Daha sonra gerçekleşen sistemin bir hükümet sistemi değişikliği olduğuna inandığı belirten Genç; ”Ben bu değişikliğin bir hükümet sistemi değişikliği olduğuna inanan bir adamım. Yani bir rejim değişikliği veya Cumhuriyetten vazgeçiş olarak düşünmüyorum. Hükümet sistemi olarak başbakanı ve bakanlar kurulunu kaldırarak tüm yetkilerin Cumhurbaşkanı ve cumhurbaşkanı yardımcılarına bırakacak bir sistem olarak düşünüyorum ve Türkiye için çok büyük bir rejim değişikliği olacağını düşünmüyorum. Bir adamı devre dışı bırakıyorsun ve onun yetkilerini, fonksiyonlarını bir başka gruba veriyorsun benim düşüncem bu.17 yıldır avukatlık yapıyorum ve hukuk fakültesi mezunuyum başkanlık sitemini de parlamenter sisteminin de artılarının ve eksilerinin neler olduğu biliyorum ve dünyada ki en iyi sistem Cumhuriyet ve buna da kalbimle inanıyorum. Ama bu sistemin eksiklikleri var. Cumhuriyeti nasıl yönetirsin diye sorduğunda anayasa derslerinde anlatırlar. İşte başkanlık sitemi, yarı başkanlık sitemi, parlamenter sistem gibi sitemleri anlatırlar. Hükümet modeli olarak bakın, Rejim modeli olarak Cumhuriyet koyarlar altına da sistem olarak hükümet sistemini koyarlar” şeklinde ifade etti.

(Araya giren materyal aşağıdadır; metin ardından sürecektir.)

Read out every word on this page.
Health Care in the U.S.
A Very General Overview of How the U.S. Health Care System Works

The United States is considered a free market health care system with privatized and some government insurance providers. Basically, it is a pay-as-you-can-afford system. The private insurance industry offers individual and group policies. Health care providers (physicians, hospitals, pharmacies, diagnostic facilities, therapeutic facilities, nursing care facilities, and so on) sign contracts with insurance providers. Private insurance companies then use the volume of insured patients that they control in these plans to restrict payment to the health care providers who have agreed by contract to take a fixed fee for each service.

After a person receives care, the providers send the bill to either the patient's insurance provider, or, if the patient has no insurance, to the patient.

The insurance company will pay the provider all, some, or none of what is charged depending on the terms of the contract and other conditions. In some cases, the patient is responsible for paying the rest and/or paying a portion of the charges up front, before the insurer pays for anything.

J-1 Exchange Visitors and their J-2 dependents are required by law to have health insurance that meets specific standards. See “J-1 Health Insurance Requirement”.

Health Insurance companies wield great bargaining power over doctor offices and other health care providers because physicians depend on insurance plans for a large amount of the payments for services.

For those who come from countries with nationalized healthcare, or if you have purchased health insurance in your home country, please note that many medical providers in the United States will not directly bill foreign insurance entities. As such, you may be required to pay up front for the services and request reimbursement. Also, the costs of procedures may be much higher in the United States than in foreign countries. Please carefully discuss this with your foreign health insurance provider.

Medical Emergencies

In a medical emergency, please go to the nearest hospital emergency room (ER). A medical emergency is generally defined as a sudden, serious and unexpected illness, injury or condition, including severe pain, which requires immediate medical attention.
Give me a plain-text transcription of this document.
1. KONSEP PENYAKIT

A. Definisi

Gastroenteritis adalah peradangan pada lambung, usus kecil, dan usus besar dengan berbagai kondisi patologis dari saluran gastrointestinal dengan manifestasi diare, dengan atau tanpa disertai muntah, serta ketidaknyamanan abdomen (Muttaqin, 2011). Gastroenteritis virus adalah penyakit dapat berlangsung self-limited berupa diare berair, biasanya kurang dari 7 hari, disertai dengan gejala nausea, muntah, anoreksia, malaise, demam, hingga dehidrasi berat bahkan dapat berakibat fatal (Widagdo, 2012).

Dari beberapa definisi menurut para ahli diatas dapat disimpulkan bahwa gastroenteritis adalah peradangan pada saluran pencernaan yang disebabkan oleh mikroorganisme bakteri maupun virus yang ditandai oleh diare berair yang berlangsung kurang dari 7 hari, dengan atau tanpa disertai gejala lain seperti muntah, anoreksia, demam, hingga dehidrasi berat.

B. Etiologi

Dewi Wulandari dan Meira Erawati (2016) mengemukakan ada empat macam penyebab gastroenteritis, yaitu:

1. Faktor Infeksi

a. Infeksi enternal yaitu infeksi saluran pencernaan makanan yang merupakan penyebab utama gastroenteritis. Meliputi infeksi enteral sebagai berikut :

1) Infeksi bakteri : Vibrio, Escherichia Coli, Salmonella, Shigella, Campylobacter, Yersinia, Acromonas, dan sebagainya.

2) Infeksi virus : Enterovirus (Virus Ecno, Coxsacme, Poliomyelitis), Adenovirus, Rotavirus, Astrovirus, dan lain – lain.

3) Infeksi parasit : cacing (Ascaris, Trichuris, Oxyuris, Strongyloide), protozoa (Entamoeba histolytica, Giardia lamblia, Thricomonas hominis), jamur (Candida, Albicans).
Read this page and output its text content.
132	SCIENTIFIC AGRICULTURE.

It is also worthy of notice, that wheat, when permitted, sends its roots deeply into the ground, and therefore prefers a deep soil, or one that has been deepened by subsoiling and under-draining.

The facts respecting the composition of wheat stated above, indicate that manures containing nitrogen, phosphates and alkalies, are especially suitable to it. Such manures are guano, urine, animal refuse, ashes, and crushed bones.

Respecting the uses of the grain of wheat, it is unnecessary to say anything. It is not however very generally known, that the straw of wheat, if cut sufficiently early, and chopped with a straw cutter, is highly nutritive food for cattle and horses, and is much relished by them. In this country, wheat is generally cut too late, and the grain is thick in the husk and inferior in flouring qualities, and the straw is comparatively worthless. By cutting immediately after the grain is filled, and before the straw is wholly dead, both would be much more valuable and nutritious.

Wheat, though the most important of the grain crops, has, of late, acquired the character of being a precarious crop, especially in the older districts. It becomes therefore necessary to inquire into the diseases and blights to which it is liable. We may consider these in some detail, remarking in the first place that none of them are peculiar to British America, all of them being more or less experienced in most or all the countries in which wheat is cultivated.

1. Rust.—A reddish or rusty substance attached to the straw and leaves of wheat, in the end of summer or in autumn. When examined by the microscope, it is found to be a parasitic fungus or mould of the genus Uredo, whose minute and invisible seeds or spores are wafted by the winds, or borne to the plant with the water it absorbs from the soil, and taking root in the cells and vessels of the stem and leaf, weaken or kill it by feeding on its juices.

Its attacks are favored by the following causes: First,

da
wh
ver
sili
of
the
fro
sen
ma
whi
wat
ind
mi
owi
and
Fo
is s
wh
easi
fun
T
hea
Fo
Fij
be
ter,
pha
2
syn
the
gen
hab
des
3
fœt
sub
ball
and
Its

“BANA ÖĞRETİLEN DÜNYADA EN İYİ SİSTEM BAŞKANLIK SİSTEMİDİR”
Avukat İzzettin Genç, Yönetim bakımından kendisine göre en iyi sistemin Başkanlık sistemi olduğunu dile getirdi. Ancak Kuvvetler ayrılığına önemle vurgu yapan Genç; ”Kuvvetler ayrılığının olması gerekiyor yani yasamanın yürütmeden, yürütmenin yargıdan ve bunların birbirlerinden ayrı olması, birbirlerini denetlemesi gerekir. Amerikalılar bu sisteme jack and balant sitemi diyorlar ve denge sistemini iyi kurarsan dünyanın en iyi sistemidir. Beş yıl bir adam istediği gibi yönetir ve beğenilmezse halk tarafından 5 yıl sonra gider. Ve bir karar alırken başka birileriyle görüşmez. Kendisi kararı alır ve O kararın sorumluluğunu üzerine alır. İnsanlar beğenmediklerini seçmezler. Bir olayı örnek vereyim yıllar önce Erzurum’a dokuz ay vali atanmadı. Niye atanmadı? İçişleri bakanlığı imzaladı, Başbakan imzaladı, Cumhurbaşkanı imzalamadı ya da tam tersi Cumhurbaşkanı imzaladı ve Başbakanla anlaştılar ancak İçişleri bakanlığı onaylamadı; ben o adamı atamam dedi. Bu ülkede üçlü kararnameyle bir vali atayamadılar. Şimdi bu tip eksiklikleri gideren bir sistem getirdiklerini söylüyorlar. Ama bunu dengeleyemezsen, yasamayı da, yargıyı da baskı altına alırsa tabi ki bu sistemin dezavantajları da var. Eğer yönetim sistemi olarak o dengeyi iyi sağlarsa dünyanın en iyi sitemidir” diye konuştu.